Some of us spend all day in our cars. They are often our sole source of income. More and more Americans are beginning to live in their cars. However, under the law, ‘driving is a privilege, not a right’ yet drivers are subject to near constant police surveillance. For decades, legal theorists have attempted to reconcile this problem by challenging police action. Traffic violations have become the entry point for police to intrude into every aspect of your existence.  This creates a formula for unlimited police abuse. Should a petty traffic crime open the driver up to a comprehensive investigation of unrelated criminality? What should the limits on police officers pulling someone over be? Many have advocated for extending domicile rights to a population that spends an increasing amount of time in their vehicles. Comically enough, in Texas, domicile rights called ‘castle doctrine’ allow individuals to use deadly force if under threat in their vehicle. Yet these rights don’t go beyond allowing you to shoot someone. Typical domicile rights we enjoy in our home are need for warrants, limitation on random investigation, and the freedom from being unreasonably harassed by law enforcement. 

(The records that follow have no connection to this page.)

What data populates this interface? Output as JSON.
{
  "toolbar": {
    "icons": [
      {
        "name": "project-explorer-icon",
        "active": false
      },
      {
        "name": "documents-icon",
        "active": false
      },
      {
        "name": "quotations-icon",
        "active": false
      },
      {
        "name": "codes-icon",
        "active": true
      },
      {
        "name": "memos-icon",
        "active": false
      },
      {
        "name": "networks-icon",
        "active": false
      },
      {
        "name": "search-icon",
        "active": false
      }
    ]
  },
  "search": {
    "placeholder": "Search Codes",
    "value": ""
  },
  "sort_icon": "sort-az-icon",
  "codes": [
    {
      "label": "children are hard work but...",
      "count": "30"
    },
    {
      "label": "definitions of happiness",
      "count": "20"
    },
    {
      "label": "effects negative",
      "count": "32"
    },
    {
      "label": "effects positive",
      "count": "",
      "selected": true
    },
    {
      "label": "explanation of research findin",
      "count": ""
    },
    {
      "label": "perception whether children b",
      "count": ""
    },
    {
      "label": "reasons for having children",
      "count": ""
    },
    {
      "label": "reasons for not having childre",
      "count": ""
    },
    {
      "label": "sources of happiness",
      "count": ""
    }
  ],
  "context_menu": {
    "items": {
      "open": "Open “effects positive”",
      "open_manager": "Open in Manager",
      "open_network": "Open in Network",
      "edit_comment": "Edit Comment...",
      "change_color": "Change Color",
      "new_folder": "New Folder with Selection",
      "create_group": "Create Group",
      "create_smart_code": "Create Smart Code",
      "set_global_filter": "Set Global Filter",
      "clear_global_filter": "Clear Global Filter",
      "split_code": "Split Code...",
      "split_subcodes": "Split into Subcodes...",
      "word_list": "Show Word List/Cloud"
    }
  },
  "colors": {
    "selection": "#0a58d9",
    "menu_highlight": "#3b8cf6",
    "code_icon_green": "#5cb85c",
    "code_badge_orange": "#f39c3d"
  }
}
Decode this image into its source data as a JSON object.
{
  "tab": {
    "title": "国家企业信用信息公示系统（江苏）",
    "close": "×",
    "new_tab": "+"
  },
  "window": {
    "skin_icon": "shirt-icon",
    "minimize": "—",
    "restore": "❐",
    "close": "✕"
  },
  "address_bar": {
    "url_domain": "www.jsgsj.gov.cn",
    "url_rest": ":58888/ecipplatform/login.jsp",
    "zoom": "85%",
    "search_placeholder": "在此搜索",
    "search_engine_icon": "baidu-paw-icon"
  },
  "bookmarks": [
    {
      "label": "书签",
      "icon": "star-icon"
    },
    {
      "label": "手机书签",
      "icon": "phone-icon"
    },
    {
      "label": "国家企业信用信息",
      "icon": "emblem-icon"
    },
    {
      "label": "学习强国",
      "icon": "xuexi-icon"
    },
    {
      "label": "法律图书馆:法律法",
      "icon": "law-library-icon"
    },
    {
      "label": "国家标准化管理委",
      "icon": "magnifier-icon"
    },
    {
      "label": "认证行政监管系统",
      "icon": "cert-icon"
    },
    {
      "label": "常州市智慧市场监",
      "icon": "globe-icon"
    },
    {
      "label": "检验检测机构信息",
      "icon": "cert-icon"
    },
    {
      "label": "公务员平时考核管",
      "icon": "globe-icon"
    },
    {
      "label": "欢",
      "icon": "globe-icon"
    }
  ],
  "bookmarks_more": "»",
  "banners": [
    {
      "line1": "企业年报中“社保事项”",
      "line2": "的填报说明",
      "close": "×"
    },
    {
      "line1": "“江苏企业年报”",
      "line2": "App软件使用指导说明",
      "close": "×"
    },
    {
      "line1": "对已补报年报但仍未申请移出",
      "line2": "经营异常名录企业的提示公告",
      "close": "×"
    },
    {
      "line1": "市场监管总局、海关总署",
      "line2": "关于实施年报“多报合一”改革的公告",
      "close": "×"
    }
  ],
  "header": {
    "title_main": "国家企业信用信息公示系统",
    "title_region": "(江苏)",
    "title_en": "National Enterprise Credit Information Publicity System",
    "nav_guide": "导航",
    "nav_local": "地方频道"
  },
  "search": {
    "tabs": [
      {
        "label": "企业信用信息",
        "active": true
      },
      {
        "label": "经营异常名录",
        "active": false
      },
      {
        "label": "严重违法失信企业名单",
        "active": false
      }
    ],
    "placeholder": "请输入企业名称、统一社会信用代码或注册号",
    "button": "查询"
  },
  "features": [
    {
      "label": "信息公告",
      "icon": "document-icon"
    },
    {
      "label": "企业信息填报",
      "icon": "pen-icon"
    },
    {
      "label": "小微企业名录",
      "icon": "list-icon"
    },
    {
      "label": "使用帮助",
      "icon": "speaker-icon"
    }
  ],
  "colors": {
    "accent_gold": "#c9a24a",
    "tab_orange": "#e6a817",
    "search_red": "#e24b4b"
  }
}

Establish Independent Citizen Review Boards

Police officers should ultimately be accountable to the communities which they ‘serve.’ the formation of independent citizen review boards would allow communities to investigate police crimes, make official recommendations to civil and criminal courts, and establish guidelines based upon each community’s experience. Importantly, these should be funded partially by settlements and insurance monies activated by local governments policies.  These review boards could also give advisor rulings on individual officers and give real world feedback on their performance. Nobody knows a cop better than the people in the neighborhoods they patrol.

Again, there is no telling if any of these limits on power would have stopped Derek Chauvin from brutally murdering George Floyd. But the implications of some of these policies could have motivated the other 3 officers would stood by stop the murder. Also, the above policies are in regard to everyday policing and don’t come near to addressing the enormous amount of brutality we have seen the last several days at protests. These actions will need to be covered by a totally different set of new federal guidelines.

Campaign Zero has done a great job of dialing in many potential policies and explaining their efficacy. At this point, we need to move quick while there is momentum and consensus. 

Oh yeah, forgot one. Federal legalization of Cannabis. No brainer.